I did enjoy Maurice Robinette’s talk on his planned grazing operation in Cheney, Washington; not far from Spokane. It makes me optimistic that planned grazing works for more than just Allan Savory. Especially around Eastern Washington where I daydream of greener pastures and trees in place of brown mud and stubble.

I have come across several stories of organic agriculture being successful. More specifically, restorative agriculture as addressed during the conference. Experienced farmers like Maurice suggested that “organic” agriculture without additional regulations can be more damaging to the environment than conventional methods. Thus ‘restorative’ agriculture should be emphasized. Fortunately, restorative agriculture with no tilling, intensive cover cropping, diverse crop integration, and planned grazing are more promising in rejuvenating the soil, sequestering carbon, cleaning water runoff, and eliminating the need for chemical fertilizers and pesticides – while providing a healthy populace of animals and humans.

An example of cover cropping. A stark contrast to the bare soil after wheat harvest. Photo: E.Ondov
An example of cover cropping. A stark contrast to the bare soil after wheat harvest. Photo: E.Ondov

I learned that these permaculture farming methods brings agriculture to its roots, quite literally. The microbes and fungi demand carbon, obtained through photosynthesis, in the form of sugar from plant roots. In exchange for carbon, they fixate elements like nitrogen and minerals from the surrounding specks of rock. Then, smaller microbes are eaten by larger microbes, creating more complex carbon chains, becoming the soil itself and aerating the soil as they move about. Roots of vegetation are thus invigorated to pierce deeper into the sponge-like soil. The farm becomes nearly self-sufficient without the need of any inputs besides a fraction of irrigation, compost, and certain minerals on larger scale farms.

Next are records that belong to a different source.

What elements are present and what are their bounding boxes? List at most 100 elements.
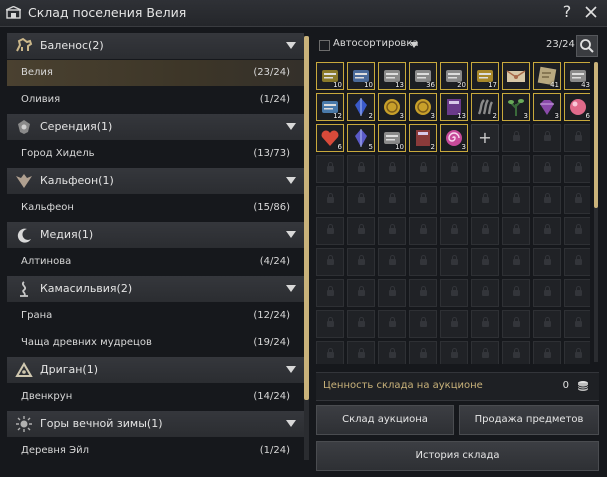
- town-item[interactable]: Двенкрун (14/24): [7, 384, 304, 410]
- storage-icon: [6, 6, 21, 19]
- auto-sort-checkbox[interactable]: [319, 40, 330, 51]
- locked-slot: [409, 341, 437, 364]
- locked-slot: [316, 310, 344, 338]
- locked-slot: [533, 217, 561, 245]
- chevron-down-icon: [410, 42, 418, 48]
- region-header[interactable]: Кальфеон(1): [7, 168, 304, 194]
- lock-icon: [544, 255, 551, 265]
- storage-slot[interactable]: 3: [533, 93, 561, 121]
- item-quantity: 6: [337, 143, 342, 151]
- lock-icon: [544, 162, 551, 172]
- town-item[interactable]: Город Хидель (13/73): [7, 141, 304, 167]
- region-header[interactable]: Серендия(1): [7, 114, 304, 140]
- region-header[interactable]: Камасильвия(2): [7, 276, 304, 302]
- region-header[interactable]: Баленос(2): [7, 33, 304, 59]
- lock-icon: [482, 255, 489, 265]
- storage-slot[interactable]: 2: [409, 124, 437, 152]
- storage-slot[interactable]: 2: [347, 93, 375, 121]
- locked-slot: [440, 310, 468, 338]
- locked-slot: [378, 248, 406, 276]
- lock-icon: [358, 193, 365, 203]
- storage-slot[interactable]: [502, 62, 530, 90]
- auction-value-row: Ценность склада на аукционе 0: [316, 372, 599, 401]
- town-item[interactable]: Оливия (1/24): [7, 87, 304, 113]
- storage-slot[interactable]: 10: [316, 62, 344, 90]
- locked-slot: [564, 248, 590, 276]
- region-name: Кальфеон(1): [40, 174, 114, 187]
- storage-slot[interactable]: 17: [471, 62, 499, 90]
- town-item[interactable]: Чаща древних мудрецов (19/24): [7, 330, 304, 356]
- region-header[interactable]: Медия(1): [7, 222, 304, 248]
- lock-icon: [451, 193, 458, 203]
- lock-icon: [482, 162, 489, 172]
- coin-stack-icon: [577, 381, 589, 391]
- storage-history-button[interactable]: История склада: [316, 441, 599, 471]
- storage-slot[interactable]: 6: [316, 124, 344, 152]
- scrollbar-thumb[interactable]: [304, 36, 309, 400]
- storage-slot[interactable]: 41: [533, 62, 561, 90]
- item-quantity: 3: [430, 112, 435, 120]
- lock-icon: [451, 162, 458, 172]
- storage-slot[interactable]: 43: [564, 62, 590, 90]
- locked-slot: [533, 155, 561, 183]
- lock-icon: [358, 224, 365, 234]
- storage-slot[interactable]: 5: [347, 124, 375, 152]
- storage-slot[interactable]: 12: [316, 93, 344, 121]
- storage-slot[interactable]: 3: [502, 93, 530, 121]
- locked-slot: [533, 124, 561, 152]
- town-item[interactable]: Деревня Эйл (1/24): [7, 438, 304, 461]
- town-storage-count: (12/24): [253, 310, 290, 321]
- locked-slot: [564, 341, 590, 364]
- town-item[interactable]: Велия (23/24): [7, 60, 304, 86]
- expand-slot-button[interactable]: +: [471, 124, 499, 152]
- close-button[interactable]: [582, 3, 600, 21]
- auto-sort-label: Автосортировка: [333, 38, 419, 49]
- lock-icon: [544, 193, 551, 203]
- lock-icon: [513, 131, 520, 141]
- lock-icon: [451, 317, 458, 327]
- item-quantity: 41: [550, 81, 559, 89]
- storage-scrollbar[interactable]: [594, 62, 598, 362]
- storage-slot[interactable]: 20: [440, 62, 468, 90]
- storage-slot[interactable]: 3: [378, 93, 406, 121]
- lock-icon: [482, 348, 489, 358]
- help-button[interactable]: ?: [558, 3, 576, 21]
- chevron-down-icon: [286, 420, 296, 427]
- region-header[interactable]: Дриган(1): [7, 357, 304, 383]
- storage-slot[interactable]: 36: [409, 62, 437, 90]
- storage-slot[interactable]: 3: [409, 93, 437, 121]
- town-list-scrollbar[interactable]: [304, 36, 309, 460]
- lock-icon: [575, 224, 582, 234]
- close-icon: [585, 6, 597, 18]
- sell-items-button[interactable]: Продажа предметов: [459, 405, 599, 435]
- crest-icon: [18, 120, 30, 134]
- town-storage-count: (23/24): [253, 67, 290, 78]
- scrollbar-thumb[interactable]: [594, 62, 598, 208]
- search-button[interactable]: [576, 35, 598, 57]
- lock-icon: [389, 348, 396, 358]
- region-header[interactable]: Горы вечной зимы(1): [7, 411, 304, 437]
- storage-slot[interactable]: 13: [378, 62, 406, 90]
- auction-storage-button[interactable]: Склад аукциона: [316, 405, 454, 435]
- lock-icon: [327, 317, 334, 327]
- locked-slot: [409, 310, 437, 338]
- town-name: Грана: [21, 310, 53, 321]
- storage-slot[interactable]: 10: [347, 62, 375, 90]
- town-item[interactable]: Грана (12/24): [7, 303, 304, 329]
- storage-slot[interactable]: 2: [471, 93, 499, 121]
- town-storage-count: (14/24): [253, 391, 290, 402]
- lock-icon: [389, 255, 396, 265]
- lock-icon: [544, 224, 551, 234]
- auto-sort-dropdown[interactable]: Автосортировка: [317, 37, 425, 53]
- storage-slot[interactable]: 6: [564, 93, 590, 121]
- town-item[interactable]: Алтинова (4/24): [7, 249, 304, 275]
- tree-icon: [20, 281, 28, 297]
- town-item[interactable]: Кальфеон (15/86): [7, 195, 304, 221]
- item-quantity: 12: [333, 112, 342, 120]
- lock-icon: [513, 317, 520, 327]
- storage-slot[interactable]: 13: [440, 93, 468, 121]
- storage-slot[interactable]: 3: [440, 124, 468, 152]
- locked-slot: [409, 155, 437, 183]
- town-name: Город Хидель: [21, 148, 95, 159]
- storage-slot[interactable]: 10: [378, 124, 406, 152]
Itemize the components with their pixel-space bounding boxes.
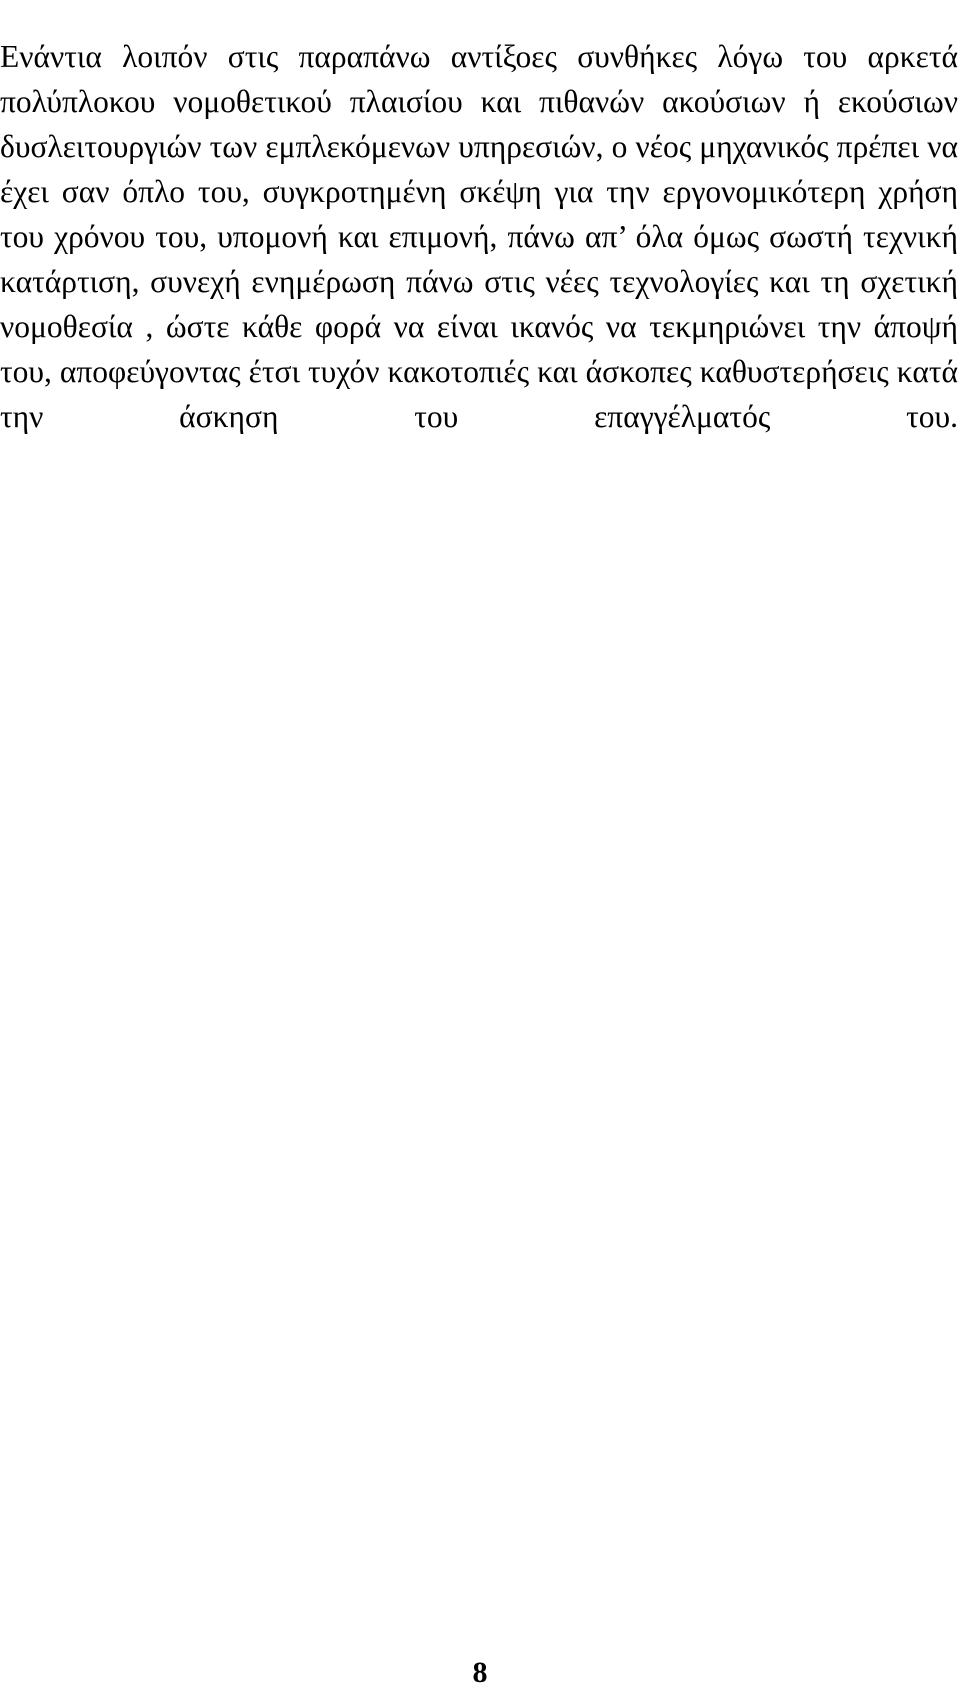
body-paragraph: Ενάντια λοιπόν στις παραπάνω αντίξοες συ… — [0, 38, 958, 434]
document-page: Ενάντια λοιπόν στις παραπάνω αντίξοες συ… — [0, 0, 960, 1698]
page-number: 8 — [472, 1656, 488, 1689]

So why then, aren’t these farming methods taking hold across America? I suspect a lot of it has to do with agricultural business giants, status quos, pharmaceutical companies, and plain stubbornness.

From my perspective, agriculture has been about feeding a mass population, mainly for profit. I see little consideration for agriculture’s repercussion on environmental and human health and It is about time that changes. Politics are rife with concerns about medicare, foreign policy, economics of middle class, and climate change through vehicle and building emissions. They never propose agriculture as a problem or solution. What if millions more of americans took up their gloves and sowed seed? More local food grown restoratively means less carbon use for production and transportation, improved soil, higher nutrient densities, and healthier – less stressed people. This may translate into less dollars spent on medical care, less foreign oil and food, reduced atmospheric CO2, and a more balanced economy.

On the flip-side, countless house plots are laden with green lawns. Wealthier homes parade decorative rocks, bark, and greener lawns. Under circumstances influencing someone to live in urban settings, urban permaculture is a very viable option. There is a family from Los Angeles, California named the Dervaes and they grow about 6,000 pounds of vegetables, fruits, herbs, and even livestock on 1/10th of an acre. Clearly that is enough food for a whole year, with more to sell. About 400 million acres in the United States are used for cropland alone. If 1/10th of an acre can feed a family of four for one year, how many people can 400 million acres then feed? Potentially more than 16 billion. The solution to feeding future populations is already here.